One more source of info on car heat deaths - Jan Null, a meteorologist at SF State University has worked tirelessly to promote awareness.
http://ggweather.com/heat/

I read that when it came out, despite my better judgment. It's a devastating piece and deserves the accolade.

It really made clear how these cases aren't a matter of neglectful parents or uninformed parents, but just parents who make one, awful mistake. Hopefully Wiegarten's article has inspired some parents to be more vigilant, to develop some habits that make these deaths less likely. I can imagine that the parents profiled in the article may take some small measure of solace from that.

Think this guy also forgot to check the back seat?

Poor taste in a comment thread about such a sad case, I suppose....

Hah, no, he falls into the should be prosecuted column. And he lives in freakin' Dallas, might as well strap the kids to the engine block.

@micah, what? Should have brought the kind IN to the strip club?

There are actually a few devices that could prevent these horrific accidents from happening. My first choice would be the one from NASA ($20): http://www.4rkidssake.org/NASAdevice.htm *if* it was available. Sadly, it looks like they're still searching for a company to license it (can you imagine?! The technology is there, the product is available to us..BUT NO ONE'S STEPPED FORWARD YET! Its been 8 years already!)

Then there's the Halo ($150): http://www.sistersofinvention.com/index.html , the ChildMinder ($70+): http://www.babyalert.info/index.php?main_page=index&cPath=1 , the Cars-N-Kids Child Baby Infant Car Seat Safety Monitor ($40): http://www.amazon.com/Cars-N-Kids-Child-Infant-Safety-Monitor/dp/B001H7ZZ7S and finally the decidely low-tech: Baby Safety Line by Kidz Innovations ($10): http://www.babysafetyline.com/3.html (which personally I can see myself forgetting to clip back on).

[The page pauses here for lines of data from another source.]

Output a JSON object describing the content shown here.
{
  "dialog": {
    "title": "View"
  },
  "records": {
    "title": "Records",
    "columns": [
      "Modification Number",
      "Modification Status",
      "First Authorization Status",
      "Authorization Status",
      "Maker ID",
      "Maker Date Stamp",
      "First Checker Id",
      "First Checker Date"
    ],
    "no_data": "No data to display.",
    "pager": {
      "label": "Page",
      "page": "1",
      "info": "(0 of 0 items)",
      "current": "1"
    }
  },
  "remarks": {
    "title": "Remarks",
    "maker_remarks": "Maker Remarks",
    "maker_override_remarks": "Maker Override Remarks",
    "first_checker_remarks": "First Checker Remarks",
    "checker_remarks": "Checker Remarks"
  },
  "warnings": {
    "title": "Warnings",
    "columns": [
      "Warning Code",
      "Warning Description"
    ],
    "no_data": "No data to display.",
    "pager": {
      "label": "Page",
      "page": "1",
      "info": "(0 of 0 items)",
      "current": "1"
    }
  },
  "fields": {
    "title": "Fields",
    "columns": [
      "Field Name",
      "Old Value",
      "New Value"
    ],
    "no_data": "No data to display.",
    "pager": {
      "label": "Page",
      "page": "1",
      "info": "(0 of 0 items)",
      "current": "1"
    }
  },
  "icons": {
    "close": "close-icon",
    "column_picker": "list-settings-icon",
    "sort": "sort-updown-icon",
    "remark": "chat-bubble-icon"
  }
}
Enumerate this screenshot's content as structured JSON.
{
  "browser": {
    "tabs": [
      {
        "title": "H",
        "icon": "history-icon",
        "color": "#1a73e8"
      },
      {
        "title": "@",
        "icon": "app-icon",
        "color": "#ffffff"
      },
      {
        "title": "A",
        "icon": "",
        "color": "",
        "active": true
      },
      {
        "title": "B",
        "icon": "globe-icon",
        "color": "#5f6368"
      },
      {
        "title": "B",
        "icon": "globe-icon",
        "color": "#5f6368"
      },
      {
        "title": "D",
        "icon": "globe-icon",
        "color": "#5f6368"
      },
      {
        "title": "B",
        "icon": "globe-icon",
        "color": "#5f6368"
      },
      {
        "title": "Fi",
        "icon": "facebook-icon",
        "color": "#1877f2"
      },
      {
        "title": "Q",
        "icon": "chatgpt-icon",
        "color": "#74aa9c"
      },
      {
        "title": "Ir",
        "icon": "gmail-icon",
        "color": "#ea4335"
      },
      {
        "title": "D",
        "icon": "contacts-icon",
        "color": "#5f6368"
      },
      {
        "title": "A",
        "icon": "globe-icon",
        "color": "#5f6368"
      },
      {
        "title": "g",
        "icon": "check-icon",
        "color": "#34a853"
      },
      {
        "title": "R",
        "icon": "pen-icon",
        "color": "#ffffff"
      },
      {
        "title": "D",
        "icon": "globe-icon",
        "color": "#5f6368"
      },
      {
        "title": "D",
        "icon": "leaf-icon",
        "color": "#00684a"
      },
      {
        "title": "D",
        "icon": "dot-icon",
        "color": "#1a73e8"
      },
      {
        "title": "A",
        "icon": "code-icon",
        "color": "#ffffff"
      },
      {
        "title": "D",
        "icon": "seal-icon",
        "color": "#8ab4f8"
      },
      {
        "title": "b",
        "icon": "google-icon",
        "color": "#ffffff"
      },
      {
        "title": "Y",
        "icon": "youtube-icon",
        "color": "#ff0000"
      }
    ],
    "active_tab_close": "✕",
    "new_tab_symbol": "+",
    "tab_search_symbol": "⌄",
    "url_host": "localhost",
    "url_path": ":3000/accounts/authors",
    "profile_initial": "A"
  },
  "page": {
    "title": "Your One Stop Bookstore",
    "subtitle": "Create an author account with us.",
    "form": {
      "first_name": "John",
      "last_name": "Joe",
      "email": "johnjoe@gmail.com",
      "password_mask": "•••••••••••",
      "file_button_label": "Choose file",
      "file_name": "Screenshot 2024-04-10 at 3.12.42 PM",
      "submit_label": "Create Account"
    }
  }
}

There are patents too: http://www.faqs.org/patents/app/20080309493 and http://www.patentstorm.us/patents/6924742/claims.html

Your idea is a brilliant one. Get those tech schools to design something affordable for eveyone [to be able to purchase in multiples for grandparents and babysitters' cars too].


Can you tell I'm one freaked out [and frustrated-by-lack-of-action] mama who lives in a hot, southern state and whose baby is watched by grandparents sometimes???